La simplicité des systèmes permet la visibilité à long terme des acteurs économiques :
• Le déficit lituanien se situe à 2,5% du PIB • En Estonie, le déficit est interdit. L’Etat a fait un excédent de 1,7% de son PIB en 2004 qui sont venus s’ajouter à une réserve qui constitue 8,1% du PIB (le double de la dette)
Par ailleurs, les systèmes fiscaux sont d’une simplicité à toute épreuve :

• En Lituanie, l’impôt sur les sociétés est de 15% et l’impôt sur le revenu qui est de 33% aujourd’hui doit passer à 24% d’ici 2008
• En Estonie, c’est encore plus simple : 24% sur les revenus et les bénéfices des entreprises. Ce taux va passer à 20% en 2007 et les réinvestissements des bénéfices des entreprises sont entièrement défiscalisés

Des fragilités à surveiller

Plusieurs facteurs nuancent quand même cette réussite.
En premier lieu, les balances des paiements des deux pays sont déficitaires, même si des investissements directs importants viennent combler le trou : l’Estonie et la Lituanie pourraient être victimes d’un aléa de conjoncture.

Par ailleurs, l’inflation est forte dans ces pays (3% pour la Lituanie et 3,6% pour l’Estonie) et pourrait menacer leur entrée dans l’euro prévue pour 2007.

Les Baltes sont très dépendants des Russes en matière énergétique, nous y reviendrons dans un prochain article sur les relations des Baltes et des Russes.

Enfin, les clivages sociaux et régionaux sont importants dans les deux pays.
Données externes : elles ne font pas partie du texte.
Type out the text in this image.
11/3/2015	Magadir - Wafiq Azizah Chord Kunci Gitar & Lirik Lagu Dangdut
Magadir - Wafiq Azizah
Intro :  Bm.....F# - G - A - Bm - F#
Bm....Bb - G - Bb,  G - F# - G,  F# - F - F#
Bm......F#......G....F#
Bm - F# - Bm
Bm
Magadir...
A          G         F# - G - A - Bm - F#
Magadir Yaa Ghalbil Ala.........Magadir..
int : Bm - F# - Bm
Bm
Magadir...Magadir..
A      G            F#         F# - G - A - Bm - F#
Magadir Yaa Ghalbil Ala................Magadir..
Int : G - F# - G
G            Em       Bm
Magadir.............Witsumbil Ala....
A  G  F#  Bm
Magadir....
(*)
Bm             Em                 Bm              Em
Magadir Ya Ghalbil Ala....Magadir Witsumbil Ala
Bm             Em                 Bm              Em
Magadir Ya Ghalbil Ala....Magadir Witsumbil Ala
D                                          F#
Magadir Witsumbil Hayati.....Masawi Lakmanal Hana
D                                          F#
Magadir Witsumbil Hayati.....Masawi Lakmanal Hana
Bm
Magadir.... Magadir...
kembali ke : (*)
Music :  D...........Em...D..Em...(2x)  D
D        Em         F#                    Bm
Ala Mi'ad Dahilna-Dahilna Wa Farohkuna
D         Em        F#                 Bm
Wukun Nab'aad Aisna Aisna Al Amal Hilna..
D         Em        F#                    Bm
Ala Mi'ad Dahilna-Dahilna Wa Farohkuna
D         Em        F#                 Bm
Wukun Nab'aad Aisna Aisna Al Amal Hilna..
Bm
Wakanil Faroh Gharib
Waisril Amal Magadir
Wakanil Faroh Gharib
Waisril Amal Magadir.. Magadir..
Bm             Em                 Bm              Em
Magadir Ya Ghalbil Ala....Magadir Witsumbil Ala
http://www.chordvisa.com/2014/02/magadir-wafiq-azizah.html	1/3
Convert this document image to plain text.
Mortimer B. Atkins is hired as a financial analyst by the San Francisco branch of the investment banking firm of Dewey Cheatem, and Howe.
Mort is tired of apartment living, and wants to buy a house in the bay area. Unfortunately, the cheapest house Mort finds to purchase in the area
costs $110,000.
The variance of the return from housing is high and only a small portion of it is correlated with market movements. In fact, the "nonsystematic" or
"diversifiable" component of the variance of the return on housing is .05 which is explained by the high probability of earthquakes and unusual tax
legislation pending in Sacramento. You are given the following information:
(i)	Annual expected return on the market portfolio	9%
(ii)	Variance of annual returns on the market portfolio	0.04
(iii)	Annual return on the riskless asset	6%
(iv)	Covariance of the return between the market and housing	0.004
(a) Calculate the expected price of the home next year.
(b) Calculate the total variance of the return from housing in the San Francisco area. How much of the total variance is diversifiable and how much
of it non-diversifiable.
L’ « e-Estonie » et surtout une e-Tallin et les différences de niveaux de vie, la non intégration de 10% de la population qui reste apatride et les fortes disparités de niveau de vie entre les régions risque de poser problème et de remettre en cause les politiques très libérales de baisses d’impôts.
Le même phénomène, atténué néanmoins, est aussi perceptible en Lituanie.
Le PIB par personne de l'Estonie est égal à 50% de la moyenne communautaire (salaire minimum 172 euros) et 40% pour la Lituanie (salaire minimum 145 euros).

Ainsi, ces deux petits pays ne sont pas loin de rivaliser avec ce que fut l’Irlande au moment de son intégration mais vont quand même avoir besoin de fonds communautaires pour assurer la création d’infrastructures pérennes. Cette absence de solidarités européenne les obligera à toujours plus de dumping fiscal, ce qui n’est pas dans l’intérêt de la vieille Europe.